The Gay Science (German: Die fröhliche Wissenschaft), more accurately (given modern associations of the word "gay"), 'The Happy Science or The Joyful Wisdom, is a book by Friedrich Nietzsche, first published in 1882 and followed by a second edition, which was published after the completion of Thus Spoke Zarathustra and Beyond Good and Evil, in 1887. This substantial expansion includes a fifth book and an appendix of songs. It was noted by Nietzsche to be "the most personal of all [his] books", and contains the greatest number of poems in any of his published works.

The book's title uses a phrase that was well-known at the time.
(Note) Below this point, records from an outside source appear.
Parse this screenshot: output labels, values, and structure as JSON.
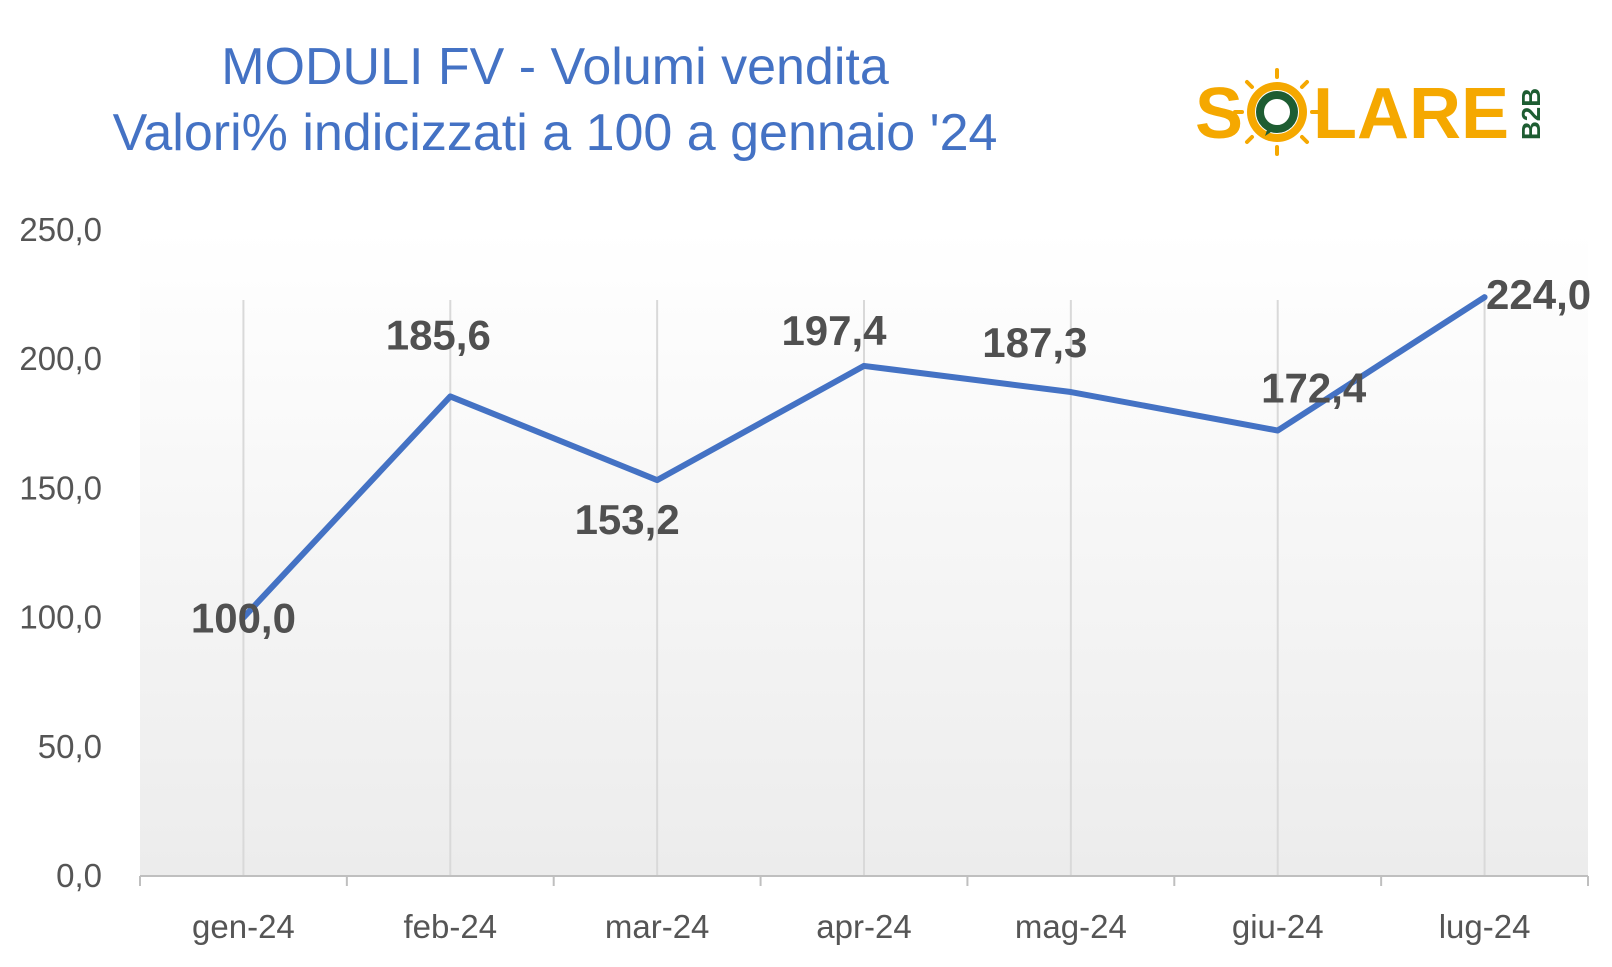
{
  "header": {
    "title_line1": "MODULI FV - Volumi vendita",
    "title_line2": "Valori% indicizzati a 100 a gennaio '24"
  },
  "logo": {
    "text_s": "S",
    "text_rest": "LARE",
    "text_b2b": "B2B",
    "accent_color": "#F5A800",
    "ring_color": "#1E5D32"
  },
  "chart_data": {
    "type": "line",
    "categories": [
      "gen-24",
      "feb-24",
      "mar-24",
      "apr-24",
      "mag-24",
      "giu-24",
      "lug-24"
    ],
    "series": [
      {
        "values": [
          100.0,
          185.6,
          153.2,
          197.4,
          187.3,
          172.4,
          224.0
        ]
      }
    ],
    "data_labels": [
      "100,0",
      "185,6",
      "153,2",
      "197,4",
      "187,3",
      "172,4",
      "224,0"
    ],
    "y_ticks": [
      "0,0",
      "50,0",
      "100,0",
      "150,0",
      "200,0",
      "250,0"
    ],
    "ylim": [
      0,
      250
    ],
    "grid": "vertical",
    "line_color": "#4472C4"
  }
}
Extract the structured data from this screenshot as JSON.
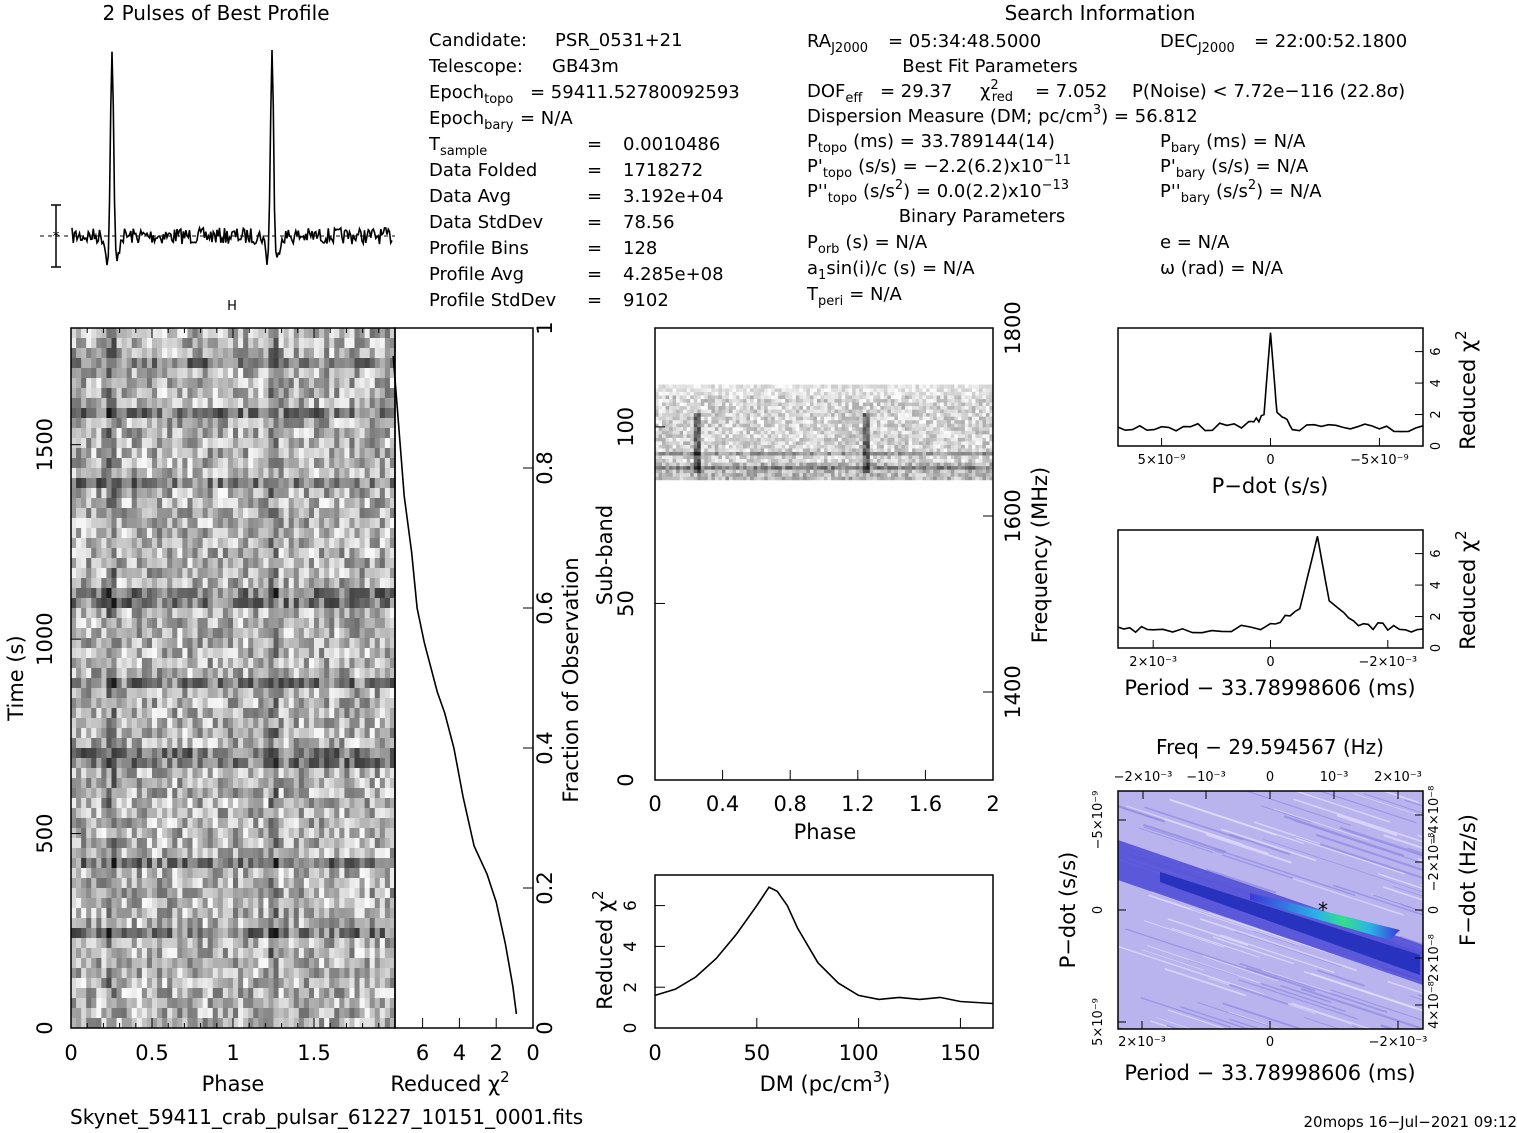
{
  "profile": {
    "title": "2 Pulses of Best Profile"
  },
  "info": {
    "search_title": "Search Information",
    "best_fit_title": "Best Fit Parameters",
    "binary_title": "Binary Parameters",
    "left": [
      {
        "label": "Candidate:",
        "value": "PSR_0531+21"
      },
      {
        "label": "Telescope:",
        "value": "GB43m"
      },
      {
        "label": "Epoch",
        "sub": "topo",
        "value": "= 59411.52780092593"
      },
      {
        "label": "Epoch",
        "sub": "bary",
        "value": "= N/A"
      },
      {
        "label": "T",
        "sub": "sample",
        "value": "0.0010486"
      },
      {
        "label": "Data Folded",
        "value": "1718272"
      },
      {
        "label": "Data Avg",
        "value": "3.192e+04"
      },
      {
        "label": "Data StdDev",
        "value": "78.56"
      },
      {
        "label": "Profile Bins",
        "value": "128"
      },
      {
        "label": "Profile Avg",
        "value": "4.285e+08"
      },
      {
        "label": "Profile StdDev",
        "value": "9102"
      }
    ],
    "ra": "= 05:34:48.5000",
    "dec": "= 22:00:52.1800",
    "dof": "= 29.37",
    "chi2": "= 7.052",
    "pnoise": "P(Noise) < 7.72e−116   (22.8σ)",
    "dm_line": "Dispersion Measure (DM; pc/cm",
    "dm_value": ") = 56.812",
    "ptopo": "(ms) =  33.789144(14)",
    "pbary": "(ms) = N/A",
    "pdtopo": "(s/s) = −2.2(6.2)x10",
    "pdtopo_exp": "−11",
    "pdbary": "(s/s) = N/A",
    "pddtopo": "= 0.0(2.2)x10",
    "pddtopo_exp": "−13",
    "pddbary": "= N/A",
    "porb": "(s) = N/A",
    "a1": "sin(i)/c (s) = N/A",
    "tperi": "= N/A",
    "e": "e = N/A",
    "omega": "ω (rad) = N/A"
  },
  "footer": {
    "filename": "Skynet_59411_crab_pulsar_61227_10151_0001.fits",
    "stamp": "20mops  16−Jul−2021 09:12"
  },
  "chart_data": [
    {
      "type": "line",
      "title": "2 Pulses of Best Profile",
      "xlabel": "",
      "ylabel": "",
      "x": [
        0.0,
        0.25,
        0.28,
        0.5,
        1.0,
        1.25,
        1.28,
        1.5,
        2.0
      ],
      "y": [
        0.0,
        0.12,
        1.0,
        0.0,
        0.0,
        0.12,
        1.0,
        0.0,
        0.0
      ],
      "note_peaks": [
        0.25,
        1.25
      ]
    },
    {
      "type": "heatmap",
      "xlabel": "Phase",
      "ylabel": "Time (s)",
      "xticks": [
        "0",
        "0.5",
        "1",
        "1.5"
      ],
      "yticks": [
        "0",
        "500",
        "1000",
        "1500"
      ],
      "xlim": [
        0,
        2
      ],
      "ylim": [
        0,
        1800
      ],
      "pulse_phases": [
        0.25,
        1.25
      ]
    },
    {
      "type": "line",
      "xlabel": "Reduced χ²",
      "ylabel": "Fraction of Observation",
      "xticks": [
        "6",
        "4",
        "2",
        "0"
      ],
      "yticks": [
        "0",
        "0.2",
        "0.4",
        "0.6",
        "0.8",
        "1"
      ],
      "xlim": [
        7.5,
        0
      ],
      "ylim": [
        0,
        1
      ],
      "x": [
        0.9,
        1.1,
        1.5,
        2.0,
        2.5,
        3.2,
        3.8,
        4.3,
        4.8,
        5.2,
        5.9,
        6.3,
        6.6,
        7.0,
        7.3,
        7.6
      ],
      "y": [
        0.02,
        0.06,
        0.12,
        0.18,
        0.22,
        0.26,
        0.33,
        0.4,
        0.45,
        0.48,
        0.55,
        0.6,
        0.68,
        0.76,
        0.86,
        0.96
      ]
    },
    {
      "type": "heatmap",
      "xlabel": "Phase",
      "ylabel": "Sub-band",
      "y2label": "Frequency (MHz)",
      "xticks": [
        "0",
        "0.4",
        "0.8",
        "1.2",
        "1.6",
        "2"
      ],
      "yticks": [
        "0",
        "50",
        "100"
      ],
      "y2ticks": [
        "1400",
        "1600",
        "1800"
      ],
      "xlim": [
        0,
        2
      ],
      "ylim": [
        0,
        128
      ],
      "populated_subbands": [
        85,
        112
      ]
    },
    {
      "type": "line",
      "xlabel": "DM (pc/cm³)",
      "ylabel": "Reduced χ²",
      "xticks": [
        "0",
        "50",
        "100",
        "150"
      ],
      "yticks": [
        "0",
        "2",
        "4",
        "6"
      ],
      "xlim": [
        0,
        166
      ],
      "ylim": [
        0,
        7.5
      ],
      "x": [
        0,
        10,
        20,
        30,
        40,
        50,
        56,
        60,
        65,
        70,
        80,
        90,
        100,
        110,
        120,
        130,
        140,
        150,
        166
      ],
      "y": [
        1.6,
        1.9,
        2.5,
        3.4,
        4.6,
        6.0,
        6.9,
        6.7,
        6.0,
        4.9,
        3.2,
        2.2,
        1.6,
        1.4,
        1.5,
        1.4,
        1.5,
        1.3,
        1.2
      ]
    },
    {
      "type": "line",
      "xlabel": "P−dot (s/s)",
      "ylabel": "Reduced χ²",
      "xticks": [
        "5×10⁻⁹",
        "0",
        "−5×10⁻⁹"
      ],
      "yticks": [
        "0",
        "2",
        "4",
        "6"
      ],
      "x": [
        -7,
        -5,
        -3,
        -1,
        -0.3,
        0,
        0.3,
        1,
        3,
        5,
        7
      ],
      "y": [
        1.2,
        1.1,
        1.3,
        1.2,
        2.0,
        7.2,
        2.0,
        1.3,
        1.2,
        1.1,
        1.2
      ]
    },
    {
      "type": "line",
      "xlabel": "Period − 33.78998606 (ms)",
      "ylabel": "Reduced χ²",
      "xticks": [
        "2×10⁻³",
        "0",
        "−2×10⁻³"
      ],
      "yticks": [
        "0",
        "2",
        "4",
        "6"
      ],
      "x": [
        2.6,
        2.0,
        1.0,
        0.0,
        -0.5,
        -0.8,
        -1.0,
        -1.5,
        -2.0,
        -2.6
      ],
      "y": [
        1.1,
        1.2,
        1.2,
        1.4,
        2.5,
        7.1,
        3.0,
        1.5,
        1.3,
        1.2
      ]
    },
    {
      "type": "heatmap",
      "title": "Freq − 29.594567 (Hz)",
      "xlabel": "Period − 33.78998606 (ms)",
      "ylabel": "P−dot (s/s)",
      "y2label": "F−dot (Hz/s)",
      "xticks": [
        "2×10⁻³",
        "0",
        "−2×10⁻³"
      ],
      "x2ticks": [
        "−2×10⁻³",
        "−10⁻³",
        "0",
        "10⁻³",
        "2×10⁻³"
      ],
      "yticks": [
        "−5×10⁻⁹",
        "0",
        "5×10⁻⁹"
      ],
      "y2ticks": [
        "4×10⁻⁸",
        "2×10⁻⁸",
        "0",
        "−2×10⁻⁸",
        "−4×10⁻⁸"
      ],
      "best_point": {
        "x": -0.0008,
        "y": 0
      }
    }
  ]
}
It was derived from a Provençal expression (gai saber) for the technical skill required for poetry-writing that had already been used by Ralph Waldo Emerson and E. S. Dallas and, in inverted form, by Thomas Carlyle in "the dismal science". The book's title was first translated into English as The Joyful Wisdom, but The Gay Science has become the common translation since Walter Kaufmann's version in the 1960s. Kaufmann cites The Shorter Oxford English Dictionary (1955) that lists "The gay science (Provençal gai saber): the art of poetry".

In Ecce Homo, Nietzsche refers to the poems in the Appendix of The Gay Science, saying they were

...written for the most part in Sicily, are quite emphatically reminiscent of the Provençal concept of gaia scienza—that unity of singer, knight, and free spirit which distinguishes the wonderful early culture of the Provençals from all equivocal cultures. The very last poem above all, "To the Mistral", an exuberant dancing song in which, if I may say so, one dances right over morality, is a perfect Provençalism.